Security advisories from vendors & security organizations (CERT, CIAC), mailing lists

Hardware & firmware (eg. BIOS): only small portion
Software: OS & applications. Most prevalent type of vulnerability, the most exploited.
Infrastructure: power grid, telecom. outside your control
Processes: policies misinterpreted & not properly implemented.

Known vulnerabilites: largest part of successful attacks. Hacker tools available, make vulnerabilites exploitable by anyone. Patches available quickly, but need to be applied diligently.

Most security issues come from SW with poorly designed (or no) security.
single user, unitaksing standalone system (eg. DOS) now multiuser, multitasking networked Windows
Nearly impossible to effectively add security to a system after it's designed.

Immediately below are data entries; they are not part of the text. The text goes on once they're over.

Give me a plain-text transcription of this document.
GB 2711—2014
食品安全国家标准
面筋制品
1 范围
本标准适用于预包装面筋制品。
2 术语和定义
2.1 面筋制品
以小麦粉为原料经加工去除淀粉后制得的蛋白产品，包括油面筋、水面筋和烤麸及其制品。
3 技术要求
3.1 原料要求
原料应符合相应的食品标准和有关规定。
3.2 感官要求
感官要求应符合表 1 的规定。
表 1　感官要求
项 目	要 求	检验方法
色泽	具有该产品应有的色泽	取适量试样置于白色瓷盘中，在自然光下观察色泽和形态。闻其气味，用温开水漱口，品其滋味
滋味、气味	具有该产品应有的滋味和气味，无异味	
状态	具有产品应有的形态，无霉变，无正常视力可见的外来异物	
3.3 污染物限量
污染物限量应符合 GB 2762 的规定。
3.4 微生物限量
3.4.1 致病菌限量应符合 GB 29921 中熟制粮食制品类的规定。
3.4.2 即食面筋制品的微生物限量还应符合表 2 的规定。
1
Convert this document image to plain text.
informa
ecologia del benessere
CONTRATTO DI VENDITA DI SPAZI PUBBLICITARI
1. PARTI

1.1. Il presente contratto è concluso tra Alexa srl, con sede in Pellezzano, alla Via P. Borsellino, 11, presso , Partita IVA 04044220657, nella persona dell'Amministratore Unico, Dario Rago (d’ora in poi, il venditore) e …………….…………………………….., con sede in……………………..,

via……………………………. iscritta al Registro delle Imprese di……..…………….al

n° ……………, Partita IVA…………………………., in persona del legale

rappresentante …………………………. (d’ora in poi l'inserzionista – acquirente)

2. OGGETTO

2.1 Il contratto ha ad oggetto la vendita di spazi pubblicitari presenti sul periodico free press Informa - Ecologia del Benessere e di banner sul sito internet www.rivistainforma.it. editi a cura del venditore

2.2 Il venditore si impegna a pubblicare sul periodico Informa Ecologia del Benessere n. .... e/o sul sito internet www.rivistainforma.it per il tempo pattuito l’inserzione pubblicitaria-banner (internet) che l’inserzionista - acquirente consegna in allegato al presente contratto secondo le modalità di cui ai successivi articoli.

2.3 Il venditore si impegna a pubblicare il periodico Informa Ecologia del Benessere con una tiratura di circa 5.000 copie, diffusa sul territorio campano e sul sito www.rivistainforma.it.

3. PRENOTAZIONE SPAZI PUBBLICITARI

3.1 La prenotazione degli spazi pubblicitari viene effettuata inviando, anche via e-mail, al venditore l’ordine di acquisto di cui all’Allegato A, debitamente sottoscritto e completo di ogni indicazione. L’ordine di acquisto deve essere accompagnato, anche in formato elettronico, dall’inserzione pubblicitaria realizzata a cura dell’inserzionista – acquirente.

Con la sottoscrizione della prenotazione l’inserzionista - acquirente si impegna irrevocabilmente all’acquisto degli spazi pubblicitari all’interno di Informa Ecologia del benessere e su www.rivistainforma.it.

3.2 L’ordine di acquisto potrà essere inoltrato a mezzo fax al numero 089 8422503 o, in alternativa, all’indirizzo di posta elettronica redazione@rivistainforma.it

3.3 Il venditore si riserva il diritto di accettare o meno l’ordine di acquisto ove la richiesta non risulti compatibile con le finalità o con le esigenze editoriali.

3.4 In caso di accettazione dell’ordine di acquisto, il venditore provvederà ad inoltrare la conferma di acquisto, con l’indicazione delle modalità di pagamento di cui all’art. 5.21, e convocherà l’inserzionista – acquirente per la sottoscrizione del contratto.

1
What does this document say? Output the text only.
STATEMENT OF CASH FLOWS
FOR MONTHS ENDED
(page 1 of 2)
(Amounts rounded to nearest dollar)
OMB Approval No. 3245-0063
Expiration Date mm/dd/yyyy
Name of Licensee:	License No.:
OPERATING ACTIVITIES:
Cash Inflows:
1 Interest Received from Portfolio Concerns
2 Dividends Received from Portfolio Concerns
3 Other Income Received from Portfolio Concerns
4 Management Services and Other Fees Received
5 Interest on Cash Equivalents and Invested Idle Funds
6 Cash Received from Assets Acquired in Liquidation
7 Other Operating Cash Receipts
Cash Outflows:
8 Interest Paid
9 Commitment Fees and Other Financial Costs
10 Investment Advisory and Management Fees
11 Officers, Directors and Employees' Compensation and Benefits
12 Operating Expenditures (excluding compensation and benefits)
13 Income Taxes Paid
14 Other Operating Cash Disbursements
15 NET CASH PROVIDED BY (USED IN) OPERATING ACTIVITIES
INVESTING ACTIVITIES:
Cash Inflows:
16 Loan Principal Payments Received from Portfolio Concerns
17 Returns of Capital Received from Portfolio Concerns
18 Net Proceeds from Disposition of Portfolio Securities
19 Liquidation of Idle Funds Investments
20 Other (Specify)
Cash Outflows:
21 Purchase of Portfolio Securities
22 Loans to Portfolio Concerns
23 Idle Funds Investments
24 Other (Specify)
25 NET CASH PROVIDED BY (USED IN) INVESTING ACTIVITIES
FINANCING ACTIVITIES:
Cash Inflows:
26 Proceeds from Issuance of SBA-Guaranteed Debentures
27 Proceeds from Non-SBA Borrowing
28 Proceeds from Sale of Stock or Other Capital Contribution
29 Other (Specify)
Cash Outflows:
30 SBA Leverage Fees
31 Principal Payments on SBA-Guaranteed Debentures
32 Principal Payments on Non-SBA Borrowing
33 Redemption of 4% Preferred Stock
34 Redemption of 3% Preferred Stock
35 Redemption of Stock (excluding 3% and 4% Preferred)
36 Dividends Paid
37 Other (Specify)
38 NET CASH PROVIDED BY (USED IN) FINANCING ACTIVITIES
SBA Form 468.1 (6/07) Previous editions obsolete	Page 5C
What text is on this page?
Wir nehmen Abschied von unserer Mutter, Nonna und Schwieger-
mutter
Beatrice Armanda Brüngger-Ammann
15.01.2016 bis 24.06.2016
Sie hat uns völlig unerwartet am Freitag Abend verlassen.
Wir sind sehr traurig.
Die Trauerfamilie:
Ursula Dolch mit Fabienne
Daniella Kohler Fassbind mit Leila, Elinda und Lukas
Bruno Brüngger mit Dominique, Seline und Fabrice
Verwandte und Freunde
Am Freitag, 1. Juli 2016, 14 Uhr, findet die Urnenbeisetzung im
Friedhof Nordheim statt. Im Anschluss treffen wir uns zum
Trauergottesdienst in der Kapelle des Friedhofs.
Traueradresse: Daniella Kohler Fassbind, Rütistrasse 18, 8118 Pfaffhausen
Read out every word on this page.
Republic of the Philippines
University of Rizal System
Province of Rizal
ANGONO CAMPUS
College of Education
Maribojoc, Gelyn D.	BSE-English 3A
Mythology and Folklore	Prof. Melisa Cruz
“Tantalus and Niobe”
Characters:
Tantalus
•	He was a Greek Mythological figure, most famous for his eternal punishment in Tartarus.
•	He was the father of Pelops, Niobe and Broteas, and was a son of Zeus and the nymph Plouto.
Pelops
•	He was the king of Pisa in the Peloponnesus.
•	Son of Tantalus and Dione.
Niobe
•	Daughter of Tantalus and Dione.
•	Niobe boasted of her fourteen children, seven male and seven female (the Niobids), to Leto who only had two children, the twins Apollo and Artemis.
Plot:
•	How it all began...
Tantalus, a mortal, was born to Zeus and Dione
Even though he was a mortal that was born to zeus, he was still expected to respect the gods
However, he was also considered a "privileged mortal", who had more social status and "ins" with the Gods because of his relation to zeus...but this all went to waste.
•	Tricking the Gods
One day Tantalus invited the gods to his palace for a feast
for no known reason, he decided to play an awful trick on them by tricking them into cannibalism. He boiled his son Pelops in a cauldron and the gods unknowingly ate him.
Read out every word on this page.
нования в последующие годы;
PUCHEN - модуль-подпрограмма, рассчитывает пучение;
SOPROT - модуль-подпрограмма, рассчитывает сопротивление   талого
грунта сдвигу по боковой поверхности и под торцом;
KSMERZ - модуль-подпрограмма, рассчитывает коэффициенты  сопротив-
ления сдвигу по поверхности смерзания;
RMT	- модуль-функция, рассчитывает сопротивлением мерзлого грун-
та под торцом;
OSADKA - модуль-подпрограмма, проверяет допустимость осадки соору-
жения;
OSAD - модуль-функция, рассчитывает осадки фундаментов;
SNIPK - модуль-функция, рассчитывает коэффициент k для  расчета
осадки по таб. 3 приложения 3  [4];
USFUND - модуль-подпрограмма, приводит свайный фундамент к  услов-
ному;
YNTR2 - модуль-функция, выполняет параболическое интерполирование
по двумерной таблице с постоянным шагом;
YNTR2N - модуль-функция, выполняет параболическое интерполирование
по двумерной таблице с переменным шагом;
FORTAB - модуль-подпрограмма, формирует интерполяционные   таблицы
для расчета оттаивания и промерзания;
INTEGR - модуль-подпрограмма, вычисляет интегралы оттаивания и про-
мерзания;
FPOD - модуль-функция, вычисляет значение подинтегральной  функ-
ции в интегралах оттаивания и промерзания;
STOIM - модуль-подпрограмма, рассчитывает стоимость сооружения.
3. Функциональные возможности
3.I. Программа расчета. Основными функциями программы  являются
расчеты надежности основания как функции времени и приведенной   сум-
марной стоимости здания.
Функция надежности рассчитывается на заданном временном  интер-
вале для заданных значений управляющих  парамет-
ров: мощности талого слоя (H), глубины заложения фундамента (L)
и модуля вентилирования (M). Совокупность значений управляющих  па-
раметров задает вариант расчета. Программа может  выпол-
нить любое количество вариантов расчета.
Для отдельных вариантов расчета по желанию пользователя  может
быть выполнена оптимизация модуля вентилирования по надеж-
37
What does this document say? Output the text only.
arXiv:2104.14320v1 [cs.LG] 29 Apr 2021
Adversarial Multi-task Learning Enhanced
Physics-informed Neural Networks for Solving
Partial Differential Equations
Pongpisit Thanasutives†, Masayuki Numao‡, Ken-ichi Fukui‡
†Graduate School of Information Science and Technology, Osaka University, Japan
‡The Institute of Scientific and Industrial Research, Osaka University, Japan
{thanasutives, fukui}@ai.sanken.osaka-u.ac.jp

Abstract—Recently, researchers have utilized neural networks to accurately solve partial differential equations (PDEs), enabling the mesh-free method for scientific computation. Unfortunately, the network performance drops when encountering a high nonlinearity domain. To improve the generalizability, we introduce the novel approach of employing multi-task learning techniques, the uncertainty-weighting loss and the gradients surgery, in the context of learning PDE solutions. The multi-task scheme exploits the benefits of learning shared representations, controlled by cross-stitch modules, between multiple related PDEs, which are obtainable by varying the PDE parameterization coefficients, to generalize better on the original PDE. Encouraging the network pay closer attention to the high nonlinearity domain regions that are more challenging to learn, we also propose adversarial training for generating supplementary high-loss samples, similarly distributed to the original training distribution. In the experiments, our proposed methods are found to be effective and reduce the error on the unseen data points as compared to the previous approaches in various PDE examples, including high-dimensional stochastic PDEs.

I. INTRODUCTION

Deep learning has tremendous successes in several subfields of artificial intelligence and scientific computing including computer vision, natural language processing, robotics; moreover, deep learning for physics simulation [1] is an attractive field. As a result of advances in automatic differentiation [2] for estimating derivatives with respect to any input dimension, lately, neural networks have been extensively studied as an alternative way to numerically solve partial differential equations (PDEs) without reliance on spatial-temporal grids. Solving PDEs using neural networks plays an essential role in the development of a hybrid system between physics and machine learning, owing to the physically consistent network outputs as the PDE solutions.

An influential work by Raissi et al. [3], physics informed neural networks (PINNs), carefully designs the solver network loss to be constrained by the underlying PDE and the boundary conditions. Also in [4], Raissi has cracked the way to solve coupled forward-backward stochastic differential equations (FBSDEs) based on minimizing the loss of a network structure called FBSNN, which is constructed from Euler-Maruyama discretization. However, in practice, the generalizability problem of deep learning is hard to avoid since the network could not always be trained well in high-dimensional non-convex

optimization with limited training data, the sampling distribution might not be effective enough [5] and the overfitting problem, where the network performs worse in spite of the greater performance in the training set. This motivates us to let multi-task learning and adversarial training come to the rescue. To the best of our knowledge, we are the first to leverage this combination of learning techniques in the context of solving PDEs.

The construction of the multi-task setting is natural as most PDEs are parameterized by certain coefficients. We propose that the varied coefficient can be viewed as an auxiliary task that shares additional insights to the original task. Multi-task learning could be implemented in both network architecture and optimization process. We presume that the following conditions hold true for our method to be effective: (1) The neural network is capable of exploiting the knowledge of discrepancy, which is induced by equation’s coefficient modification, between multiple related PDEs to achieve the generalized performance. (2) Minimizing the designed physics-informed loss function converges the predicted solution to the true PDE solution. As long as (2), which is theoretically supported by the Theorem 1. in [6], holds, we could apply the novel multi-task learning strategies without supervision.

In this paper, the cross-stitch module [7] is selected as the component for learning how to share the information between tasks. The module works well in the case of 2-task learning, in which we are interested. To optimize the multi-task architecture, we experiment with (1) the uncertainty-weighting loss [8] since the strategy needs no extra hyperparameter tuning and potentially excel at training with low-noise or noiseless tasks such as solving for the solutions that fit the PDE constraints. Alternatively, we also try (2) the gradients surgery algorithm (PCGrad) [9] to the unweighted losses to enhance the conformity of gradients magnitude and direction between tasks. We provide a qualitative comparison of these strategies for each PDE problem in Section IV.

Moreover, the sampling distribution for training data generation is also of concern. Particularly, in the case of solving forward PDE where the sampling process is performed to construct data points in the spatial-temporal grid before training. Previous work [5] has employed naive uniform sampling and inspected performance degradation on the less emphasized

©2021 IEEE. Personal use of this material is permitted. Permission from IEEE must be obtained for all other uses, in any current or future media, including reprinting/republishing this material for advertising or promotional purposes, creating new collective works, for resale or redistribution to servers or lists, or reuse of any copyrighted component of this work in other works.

Need to trust your SW suppliers, if can't inspect source code. SW is liability-free.
SW security testing: unexpected inputs
buffer overflow
race condition: processes run at different times/orders
exception/error handling
interfaces: validate input

Innovative misuse: hard to imagine by developers. tiger team attack system as hacker would
Incorrect implementation:
bad admin
bad documentation
bad mistake
Security dependent on system implementation, installation, administration.
E.g. one wrong permission on one file (weak link) can lose the enterprise.
Minimal security out of the box. security viewed as an add-on (still?), adds to admin burden, reduce admin productivity work.
Admin training important. their errors worse than user errors.
Limited & difficult to locate security documents.

Social engineering: effective persuasion, conning: sympathy, empathy, flattery, intimidation.